Now cleared for manufacturing, it represents an important step in the spacecraft’s progress.

Acting as a suspension system, the component is a spider-shaped vibration isolator with four flexible tubes made of graphite composite. They are lined with material that is designed to absorb vibrations. The isolator is seated between the spacecraft and the large tower that supports the primary mirror.

“The spacecraft has multiple mechanisms that cause vibration, such as spinning reaction wheels and the compressor on the cryocooler for the Mid-Infrared Instrument,” explains Andy Cohen, Webb Spacecraft manager, Northrop Grumman Aerospace Systems. “The key to precision alignment and vibration suppression is that it keeps the telescope in the shadow of the sunshield, where it must stay to operate properly.”

In space, there is no atmosphere to slow vibrations down, so they last longer. In addition, unlike warm components, cold components are more susceptible to vibrations, so it is important to isolate the cold telescope and instruments from this type of movement. The isolator’s job is to suppress vibration from the spacecraft so that the mirror remains still and captures clear images, similar to the way a camera will take clear photos as long as it’s held steady.
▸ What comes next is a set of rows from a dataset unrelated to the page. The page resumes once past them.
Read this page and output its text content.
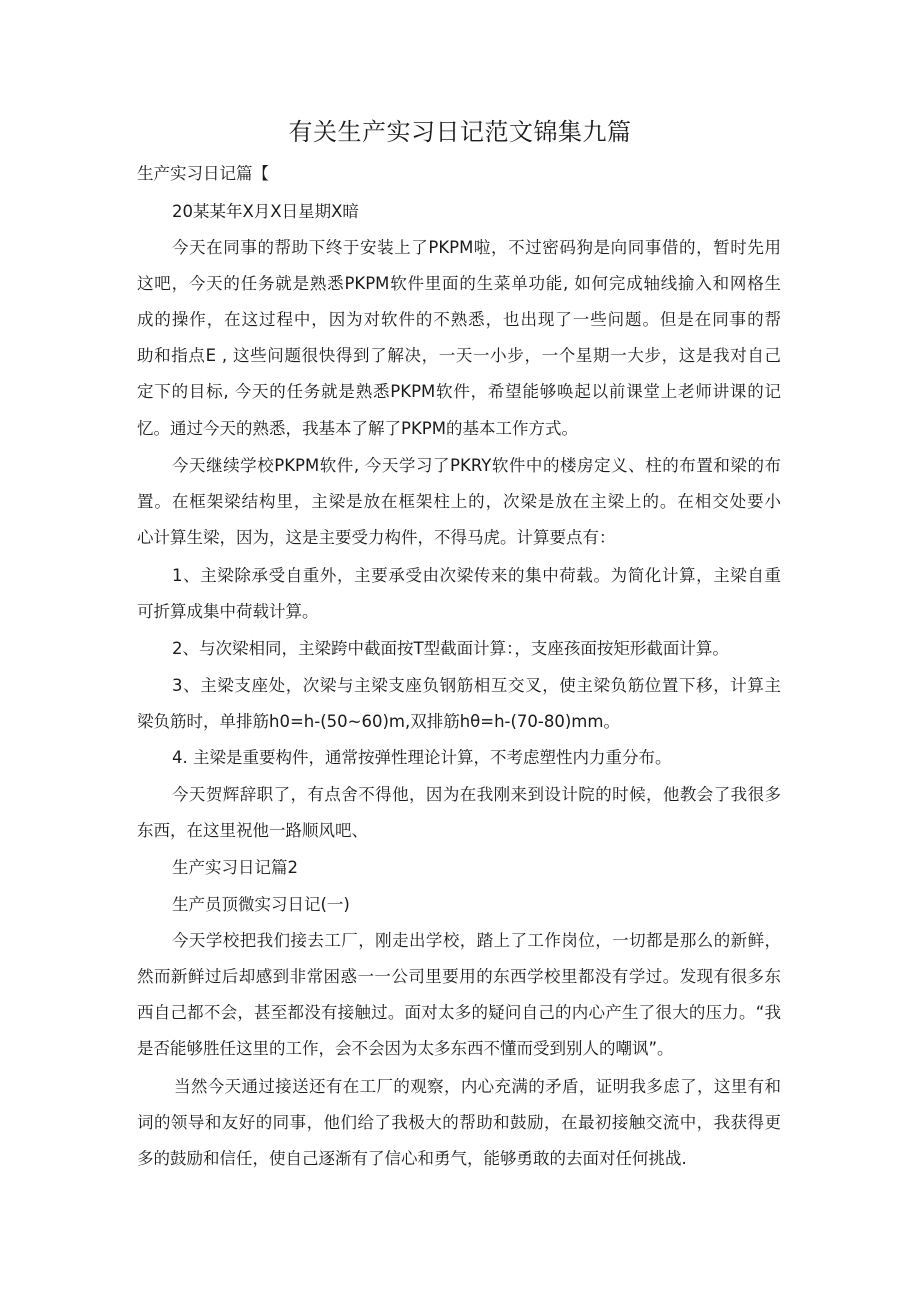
有关生产实习日记范文锦集九篇

生产实习日记篇【

20某某年X月X日星期X暗

今天在同事的帮助下终于安装上了PKPM啦，不过密码狗是向同事借的，暂时先用

这吧，今天的任务就是熟悉PKPM软件里面的生菜单功能, 如何完成轴线揄入和网格生

成的操作，在这过程中，因为对软件的不熟悉，也出现了一些问题。但是在同事的帮

助和指点E , 这些问题很快得到了解决，一天一小步，一个星期一大步，这是我对自己

定下的目标, 今天的任务就是熟悉PKPM软件，希望能够唤起以前课堂上老师讲课的记

忆。通过今天的熟悉，我基本了解了PKPM的基本工作方式。

今天继续学校PKPM软件, 今天学习了PKRY软件中的楼房定义、柱的布置和梁的布

置。在框架梁结构里，主梁是放在框架柱上的，次梁是放在主梁上的。在相交处要小

心计算生梁，因为，这是主要受力构件，不得马虎。计算要点有：

1、主梁除承受自重外，主要承受由次梁传来的集中荷载。为简化计算，主梁自重

可折算成集中荷载计算。

2、与次梁相同，主梁跨中截面按T型截面计算：，支座孩面按矩形截面计算。

3、主梁支座处，次梁与主梁支座负钢筋相互交叉，使主梁负筋位置下移，计算主

梁负筋时，单排筋h0=h-(50~60)m,双排筋hθ=h-(70-80)mm。

4. 主梁是重要构件，通常按弹性理论计算，不考虑塑性内力重分布。

今天贺辉辞职了，有点舍不得他，因为在我刚来到设计院的时候，他教会了我很多

东西，在这里祝他一路顺风吧、

生产实习日记篇2

生产员顶微实习日记(一)

今天学校把我们接去工厂，刚走出学校，踏上了工作岗位，一切都是那么的新鲜，

然而新鲜过后却感到非常困惑一一公司里要用的东西学校里都没有学过。发现有很多东

西自己都不会，甚至都没有接触过。面对太多的疑问自己的内心产生了很大的压力。“我

是否能够胜任这里的工作，会不会因为太多东西不懂而受到别人的嘲讽”。

当然今天通过接送还有在工厂的观察，内心充满的矛盾，证明我多虑了，这里有和

词的领导和友好的同事，他们给了我极大的帮助和鼓励，在最初接触交流中，我获得更

多的鼓励和信任，使自己逐渐有了信心和勇气，能够勇敢的去面对任何挑战.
With this review recently completed, the spacecraft and its components are moving forward rapidly to support a launch in late 2018.

Northrop Grumman is the prime contractor responsible for designing and developing the telescope for NASA’s Goddard Space Flight Center, Greenbelt, Md.

Successor to the Hubble Space Telescope, the James Webb Space Telescope is the world’s next-generation space observatory. It will be the most powerful space telescope ever built. Webb will observe the most distant objects in the universe, provide images of the very first galaxies ever formed and study planets around distant stars. The Webb Telescope is a joint project of NASA, the European Space Agency and the Canadian Space Agency.